Can democracies (or other systems of government) do better by more regularly voting on meta-principles, but having those principles come into effect N years down the line, where N is long enough that the current power structures have less clarity over who would benefit from the change?
Some of the discussion on Power Buys You Distance From the Crime notes that campaigning to change meta principles can’t actually be taken at face value (or at least, people don’t take it at face value), because it can be pretty obvious who would benefit from a particular meta principle. (If the king is in power and you suggest democracy, obviously the current power structure will be weakened. If people rely on Gerrymandering to secure votes, changing the rules on Gerrymandering clearly will have an impact on who wins next election)
But what if people voted on changing rules for Gerrymandering, and the rules wouldn’t kick in for 20 years. Is that more achievable? Is it better or worse?
The intended benefit is that everyone might roughly agree it’s better for the system to be more fair, but not if that fairness will clearly directly cost them. If a rule change occurs far enough in the future, it may be less clear who will benefit from the change.
This is perhaps related to Robin Hanson’s Near Mode vs Far mode. I think people are more idealistic in Far Mode… and at least sometimes this just seems good? Lack of clarity over who benefits from a change might improve people’s ability to think about longterm benefits and fairness.
I have a bunch of thoughts on this. A lot of the good effects of this actually happened in space-law, because nobody really cared about the effects of the laws when they were written.
Other interesting contracts that were surprisingly long-lasting is the ownership of Hong-Kong for Britain, which was returned after 90 years.
However, I think there are various problems with doing this a lot. One of them is that when you make a policy decision that’s supposed to be useful in 20 years, then you are making a bid on that policy being useful in the environment that will exist in 20 years, over which you have a lot of uncertainty. So by default I expect policy-decisions made for a world 20 years from now to be worse than decisions made for the current world.
The enforcability of contracts over such long time periods is also quite unclear. What prevents the leadership 15 years from now from just calling off the policy implementation? This requires a lot of trust and support for the meta-system, which is hard to sustain over such long periods of time.
In general, I have a perspective that lots of problems could be solved if people could reliably make long-term contracts, but that there are no reliably enforcement mechanisms for long-term contracts at the national-actor level.

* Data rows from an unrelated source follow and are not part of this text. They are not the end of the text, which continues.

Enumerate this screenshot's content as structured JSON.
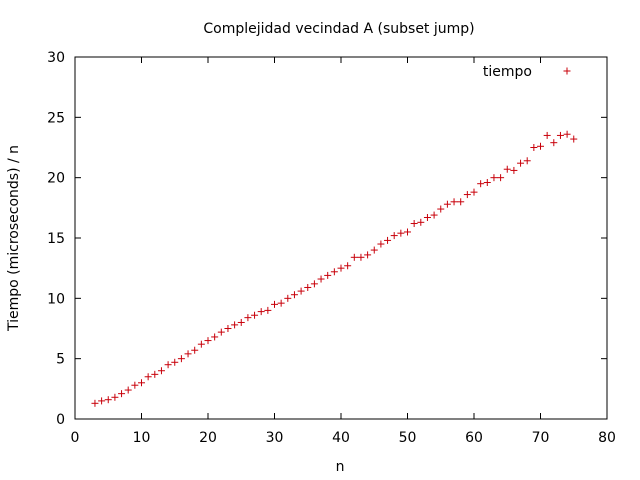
{
  "chart_data": {
    "type": "scatter",
    "title": "Complejidad vecindad A (subset jump)",
    "xlabel": "n",
    "ylabel": "Tiempo (microseconds) / n",
    "xlim": [
      0,
      80
    ],
    "ylim": [
      0,
      30
    ],
    "xticks": [
      0,
      10,
      20,
      30,
      40,
      50,
      60,
      70,
      80
    ],
    "yticks": [
      0,
      5,
      10,
      15,
      20,
      25,
      30
    ],
    "grid": false,
    "legend_position": "top-right",
    "marker": "plus",
    "series": [
      {
        "name": "tiempo",
        "color": "#c8000a",
        "x": [
          3,
          4,
          5,
          6,
          7,
          8,
          9,
          10,
          11,
          12,
          13,
          14,
          15,
          16,
          17,
          18,
          19,
          20,
          21,
          22,
          23,
          24,
          25,
          26,
          27,
          28,
          29,
          30,
          31,
          32,
          33,
          34,
          35,
          36,
          37,
          38,
          39,
          40,
          41,
          42,
          43,
          44,
          45,
          46,
          47,
          48,
          49,
          50,
          51,
          52,
          53,
          54,
          55,
          56,
          57,
          58,
          59,
          60,
          61,
          62,
          63,
          64,
          65,
          66,
          67,
          68,
          69,
          70,
          71,
          72,
          73,
          74,
          75
        ],
        "y": [
          1.3,
          1.5,
          1.6,
          1.8,
          2.1,
          2.4,
          2.8,
          3.0,
          3.5,
          3.7,
          4.0,
          4.5,
          4.7,
          5.0,
          5.4,
          5.7,
          6.2,
          6.5,
          6.8,
          7.2,
          7.5,
          7.8,
          8.0,
          8.4,
          8.6,
          8.9,
          9.0,
          9.5,
          9.6,
          10.0,
          10.3,
          10.6,
          10.9,
          11.2,
          11.6,
          11.9,
          12.2,
          12.5,
          12.7,
          13.4,
          13.4,
          13.6,
          14.0,
          14.5,
          14.8,
          15.2,
          15.4,
          15.5,
          16.2,
          16.3,
          16.7,
          16.9,
          17.4,
          17.8,
          18.0,
          18.0,
          18.6,
          18.8,
          19.5,
          19.6,
          20.0,
          20.0,
          20.7,
          20.6,
          21.2,
          21.4,
          22.5,
          22.6,
          23.5,
          22.9,
          23.5,
          23.6,
          23.2
        ]
      }
    ]
  }
}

I think lack of long-term contract enforcement is one part of it—the US congress routinely passes laws with immediate costs and delayed revenue, and then either continually postpones or changes it’s mind on the delayed part (while keeping the immediate part). I’d classify it as much as deception as of lack of enforcement. It’s compounded by the fact that the composition of the government changes a bit every 2 years, but the fundamental problem is that “enforcement” is necessary, because “alignment” doesn’t exist.
Trying to go meta and enforce far-mode stated values rather than honoring near-mode actual behaviors is effectively forcing people into doing what they say they want, as opposed to inferring what they actually want. I’m actually sympathetic to that tactic, but I do recognize that it’s coercion (enforcement of ill-considered contract) rather than actual agreement (where people do what they want, because that’s what they want).
Good example: the US tried to go metric and then canceled its commitment.